2017 était l’année de démarrage. Il s’agissait d’insuffler quelque chose de nouveau. Sur ce plan, on peut dire que ce fut pleinement réussi. L’incubateur a fait énormément pour propulser RISK au niveau des meilleures dynamiques d’innovation au sein du groupe BNP Paribas. Pour un département aux lourdes responsabilités et fortement régulé, nous avons démontré qu’il était possible d’être agile, en mouvement et innovant. Nous avons d’ailleurs reçu le Prix de l’Innovation décerné par les collaborateurs de BNP Paribas pour une nouvelle solution de reporting de risque dans les activités de marché.
2018 devrait être au moins aussi riche. On aura d’abord la mise en production des 3 produits issus de l’incubateur. Les idées vont devenir des réalisations concrètes ! D’autres initiatives sont en cours de préparation dans RISK: une Global Innovation Week à l’échelle du Groupe, des learning expeditions ainsi que plusieurs hackathons.
L’objectif est de maintenir la dynamique actuelle en multipliant les connections et les rencontres.
Pour 2018, l’objectif est de maintenir la dynamique actuelle en multipliant les connections et les rencontres.
Et si vous aviez, vous, un projet que vous auriez aimé défendre ?

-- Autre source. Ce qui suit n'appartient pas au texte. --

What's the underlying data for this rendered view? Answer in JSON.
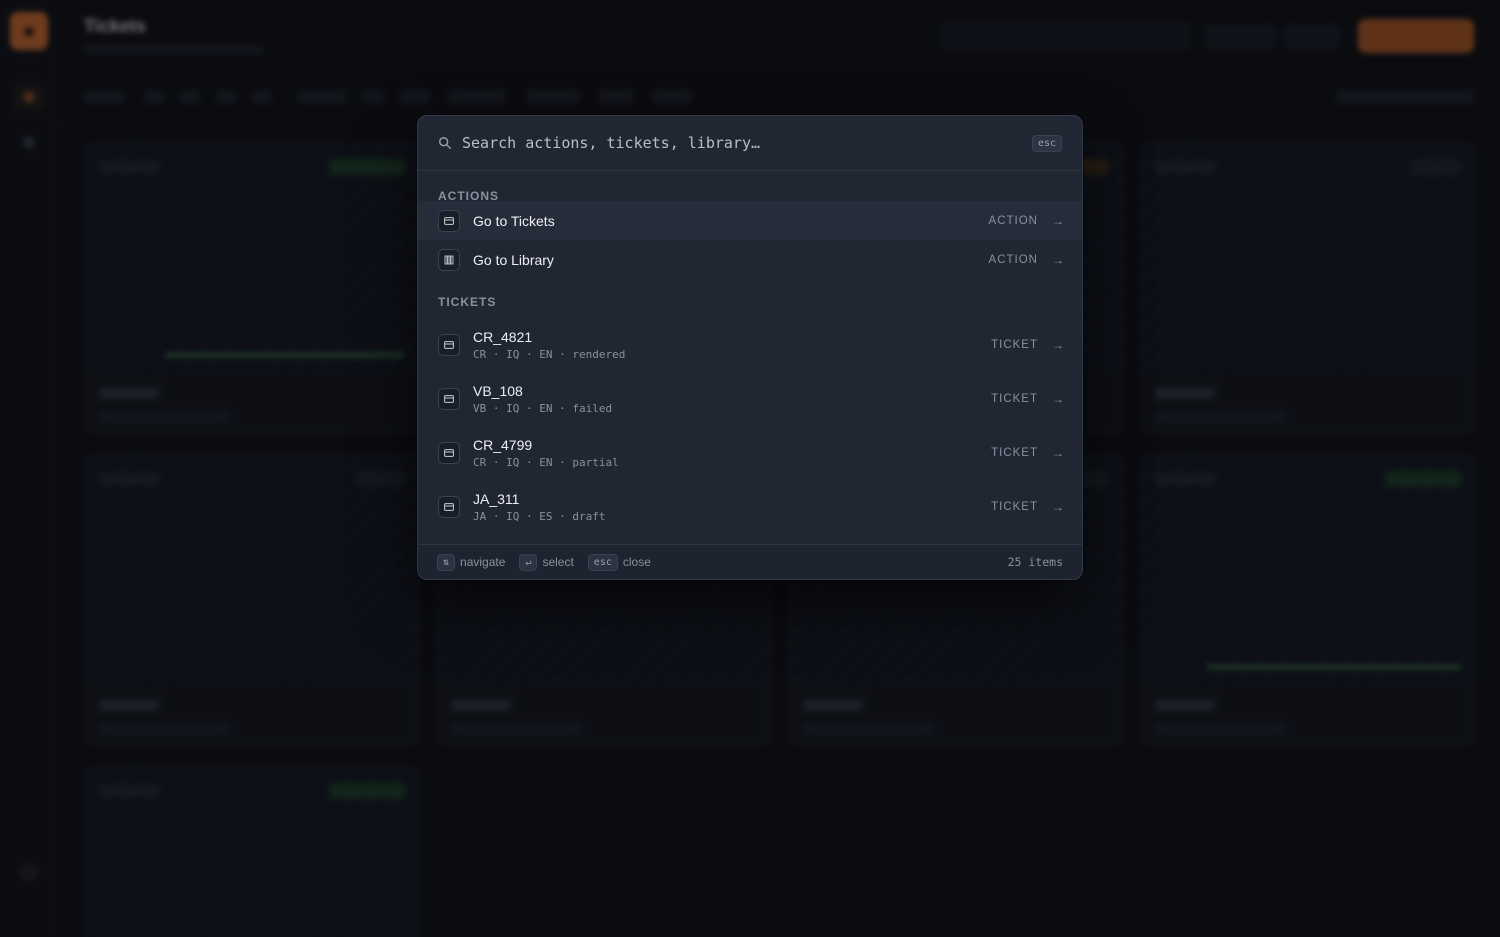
{
  "palette": {
    "search": {
      "placeholder": "Search actions, tickets, library…",
      "value": ""
    },
    "close_key": "esc",
    "sections": {
      "actions_label": "ACTIONS",
      "tickets_label": "TICKETS"
    },
    "actions": [
      {
        "label": "Go to Tickets",
        "kind": "ACTION",
        "icon": "ticket-icon"
      },
      {
        "label": "Go to Library",
        "kind": "ACTION",
        "icon": "library-icon"
      }
    ],
    "tickets": [
      {
        "label": "CR_4821",
        "meta": "CR · IQ · EN · rendered",
        "kind": "TICKET",
        "icon": "ticket-icon"
      },
      {
        "label": "VB_108",
        "meta": "VB · IQ · EN · failed",
        "kind": "TICKET",
        "icon": "ticket-icon"
      },
      {
        "label": "CR_4799",
        "meta": "CR · IQ · EN · partial",
        "kind": "TICKET",
        "icon": "ticket-icon"
      },
      {
        "label": "JA_311",
        "meta": "JA · IQ · ES · draft",
        "kind": "TICKET",
        "icon": "ticket-icon"
      }
    ],
    "arrow": "→",
    "footer": {
      "navigate_key": "⇅",
      "navigate_label": "navigate",
      "select_key": "↵",
      "select_label": "select",
      "close_key": "esc",
      "close_label": "close",
      "count": "25 items"
    }
  },
  "background": {
    "page_title": "Tickets"
  },
  "colors": {
    "accent": "#c0632a",
    "palette_bg": "#212633",
    "active_row": "#262c3a",
    "success": "#2f6d45"
  }
}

Mon sujet de prédilection aujourd’hui ce sont les « signaux faibles », des signaux qui n’ont pas de sens clair lorsqu’ils sont pris individuellement, qui n’ont pas forcément de liens entre eux, et qui, comme leur nom l’indique, n’ont pas une forte visibilité. Et en même temps, ils sont annonciateurs de problèmes plus vastes, dans de multiples domaines : risque opérationnel, fraudes, cybersécurité, traitement des flux. Je suis persuadé que les technologies d’Intelligence Artificielle pourront à terme améliorer grandement les techniques de détection et d’exploitation de ces signaux faibles. À mon sens, c’est un sujet qui nous concerne au premier plan et qui a beaucoup d’avenir.
Un projet qui vous a bluffé à titre personnel ?
Évidemment, les 3 projets sélectionnés m’ont bluffé (cf. article 1)! Parmi ces 3 projets, 2 sont plutôt à vocation interne. Le troisième pourrait aussi être déployé à plus grande échelle. Ce dernier consiste à développer un outil de scoring amélioré, avec des données sociales. L’outil permet ainsi d’intégrer dans l’évaluation d’un profil financier, des éléments issus des médias sociaux. Bien entendu, dans le cadre du respect de la vie privée, et avec l’objectif unique d’améliorer de façon pertinente l’appréciation des dossiers traités. Ce type d’outils pourrait permettre d’accorder des prêts à des profils qui en seraient théoriquement exclus sur la base unique des données financières classiques. Ce qui m’a impressionné c’est le taux d’adhésion que nous avons observé. Partout dans le monde, nous avons observé un intérêt fort auprès des cibles interrogées.